L'oeuvre de Abderraziq intitulée L'Islam et les Fondements du Pouvoir3, est moderne à bien des égards. Elle a été produite par un cheikh de l'université conservatrice d'Al Azhar et porte sur des questions considérées par les plus conservateurs comme sacrées et donc non sujettes à l'examen scientifique et à l'évaluation. Elle est en outre porteuse d'une initiative politique nouvelle : le droit du peuple égyptien à disposer du système de gouvernement qui lui sied le mieux, opposé à un système politique figé dans le temps et hérité depuis le VIIème siècle.
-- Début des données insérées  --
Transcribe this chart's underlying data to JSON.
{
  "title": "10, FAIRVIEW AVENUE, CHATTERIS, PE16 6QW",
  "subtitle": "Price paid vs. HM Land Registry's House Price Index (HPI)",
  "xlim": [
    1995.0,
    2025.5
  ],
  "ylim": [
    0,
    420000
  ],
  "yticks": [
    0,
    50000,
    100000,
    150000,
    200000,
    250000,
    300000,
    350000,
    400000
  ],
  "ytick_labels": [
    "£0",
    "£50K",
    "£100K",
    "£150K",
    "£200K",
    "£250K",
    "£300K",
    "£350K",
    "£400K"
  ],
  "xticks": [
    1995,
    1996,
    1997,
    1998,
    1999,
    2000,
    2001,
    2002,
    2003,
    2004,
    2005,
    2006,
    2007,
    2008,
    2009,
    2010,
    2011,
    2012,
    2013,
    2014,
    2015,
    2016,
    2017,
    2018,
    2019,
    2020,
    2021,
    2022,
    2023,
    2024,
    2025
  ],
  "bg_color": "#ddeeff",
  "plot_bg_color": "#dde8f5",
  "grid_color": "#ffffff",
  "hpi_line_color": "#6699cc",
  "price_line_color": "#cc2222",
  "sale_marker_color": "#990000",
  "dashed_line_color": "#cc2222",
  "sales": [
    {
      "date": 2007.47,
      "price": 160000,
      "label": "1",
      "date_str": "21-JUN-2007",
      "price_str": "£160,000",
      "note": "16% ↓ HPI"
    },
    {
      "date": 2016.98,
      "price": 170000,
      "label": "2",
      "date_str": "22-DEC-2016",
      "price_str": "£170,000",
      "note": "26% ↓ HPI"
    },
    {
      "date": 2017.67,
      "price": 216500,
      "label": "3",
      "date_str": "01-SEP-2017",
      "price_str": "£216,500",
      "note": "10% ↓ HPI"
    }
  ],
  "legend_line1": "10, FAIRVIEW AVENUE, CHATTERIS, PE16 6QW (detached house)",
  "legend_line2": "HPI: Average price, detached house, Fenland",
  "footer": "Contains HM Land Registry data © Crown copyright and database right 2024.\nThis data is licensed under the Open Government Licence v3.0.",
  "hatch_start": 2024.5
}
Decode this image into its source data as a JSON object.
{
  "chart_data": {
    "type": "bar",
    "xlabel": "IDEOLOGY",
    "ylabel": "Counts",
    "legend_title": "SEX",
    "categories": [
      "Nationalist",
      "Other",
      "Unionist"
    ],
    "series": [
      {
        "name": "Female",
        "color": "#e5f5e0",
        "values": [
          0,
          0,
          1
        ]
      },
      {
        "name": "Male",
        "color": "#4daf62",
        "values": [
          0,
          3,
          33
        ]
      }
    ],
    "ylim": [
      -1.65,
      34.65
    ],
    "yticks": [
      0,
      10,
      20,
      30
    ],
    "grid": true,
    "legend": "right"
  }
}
L'Islam et les Fondements du pouvoir est un examen, point par point, de la légitimité du califat et a fortiori de tout régime mêlant droit public et islam. L'essai constitue un combat, une lutte qui ne dit qu'implicitement son nom : celle de la sécularisation. Bien entendu, ce combat n'est pas nouveau au premier quart du XXème siècle ; il a été maints fois théorisé et même normalisé en tant que loi, en France ou en Turquie. Néanmoins, la démarche séculière que propose Abderraziq par une négation et une délégalisation du califat est moderne et absolument pas désuète. Mais elle est surtout le fruit d'un réformisme interne qui n'est ni le fruit des avancées de la France ou de la Grande Bretagne sur ce projet, ni le résultat de la propagande kémaliste en Anatolie et en Egypte. Cette première partie se donne comme objectif d'analyser tous les arguments de l'auteur pour déconstruire le mythe entourant l'institution califale. Il apparaît que son argumentaire n'est tiré ni d'ouvrages de Carl Shmitt ni de ceux de Max Weber, desquels Abderraziq n'avait pas, semble-t-il, une maîtrise assez conséquente. Il appuie alors sa démonstration sur des sources inhérentes à la communauté musulmane à savoir le texte sacré, la sunna et certaines exégèses. L'auditoire à convaincre n'est pas tant l'Europe que les musulmans de son temps qui ne voyaient aucune alternative politique à l'institution califale, par manque de réflexion et par peur du blasphème.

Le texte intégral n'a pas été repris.